Quote from vhehn:
ipos dont always sell out on the first day. if the underwriter is big enough he will hold the price until they float all the shares.
i didnt say google would do a billion share ipo but under the right circumstances it could be pulled off.
Quote from garfangle:
Let's say a company wants an IPO for its stock. However, instead of pricing it at $10 and issuing 1 billion shares for a market cap of $10B, it is priced at $.01 and 1 TRILLION shares are issued (or at the lowest possible initial trading price). That way the stock can never fall without being worth zero, and the stock has only an upside (initially). Meaning, a trade from $.01 to $.02 means that the company has instantly doubled its "worth." It would only need to appreciate 99 cents to be the first trillion dollar company.

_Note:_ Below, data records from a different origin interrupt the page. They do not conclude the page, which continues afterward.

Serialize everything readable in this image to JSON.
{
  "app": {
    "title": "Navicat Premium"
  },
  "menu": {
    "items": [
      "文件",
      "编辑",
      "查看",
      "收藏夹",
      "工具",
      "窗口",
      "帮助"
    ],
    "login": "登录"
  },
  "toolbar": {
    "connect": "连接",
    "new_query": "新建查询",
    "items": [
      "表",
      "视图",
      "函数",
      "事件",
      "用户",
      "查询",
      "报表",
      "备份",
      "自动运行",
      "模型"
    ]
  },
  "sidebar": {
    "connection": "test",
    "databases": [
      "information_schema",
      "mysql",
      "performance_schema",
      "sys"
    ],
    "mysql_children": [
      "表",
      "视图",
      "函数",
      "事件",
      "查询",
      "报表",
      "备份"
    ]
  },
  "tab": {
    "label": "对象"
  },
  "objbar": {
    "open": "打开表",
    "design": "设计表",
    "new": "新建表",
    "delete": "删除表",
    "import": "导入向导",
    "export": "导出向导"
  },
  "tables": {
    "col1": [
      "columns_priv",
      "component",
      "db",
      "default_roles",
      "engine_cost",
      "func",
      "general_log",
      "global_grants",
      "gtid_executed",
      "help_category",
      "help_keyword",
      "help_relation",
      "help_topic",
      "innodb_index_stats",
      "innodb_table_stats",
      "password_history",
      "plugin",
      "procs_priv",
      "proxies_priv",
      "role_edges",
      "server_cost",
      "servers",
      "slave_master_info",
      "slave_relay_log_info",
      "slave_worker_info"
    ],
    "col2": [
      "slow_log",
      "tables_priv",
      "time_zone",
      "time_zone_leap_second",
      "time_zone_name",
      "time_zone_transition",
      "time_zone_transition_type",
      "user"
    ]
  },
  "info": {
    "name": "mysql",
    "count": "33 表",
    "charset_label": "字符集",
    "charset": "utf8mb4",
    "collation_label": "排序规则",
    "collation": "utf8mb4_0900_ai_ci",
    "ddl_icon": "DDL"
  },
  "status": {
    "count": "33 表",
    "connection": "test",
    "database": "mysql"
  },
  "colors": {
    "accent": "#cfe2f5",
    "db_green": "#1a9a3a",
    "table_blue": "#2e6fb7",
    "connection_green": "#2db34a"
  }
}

nice try, but no cigar.Quote from garfangle:
it is priced at $.01 and 1 TRILLION shares are issued (or at the lowest possible initial trading price). That way the stock can never fall without being worth zero, and the stock has only an upside (initially).
Quote from jaan:
nice try, but no cigar.
even if you would find an exchange that would allow such IPO price (which you won't), what would basically happen is that once the real value of those shares falls below $.01, nobody would buy those shares from you, so the stock volume would go to 0. then you would be just sitting on your shares, wishing there was a way to sell those shares for less than $0.01.
you see, the value of a security is not what's written on it (or your computer screen) -- it's what others are willing to pay for it.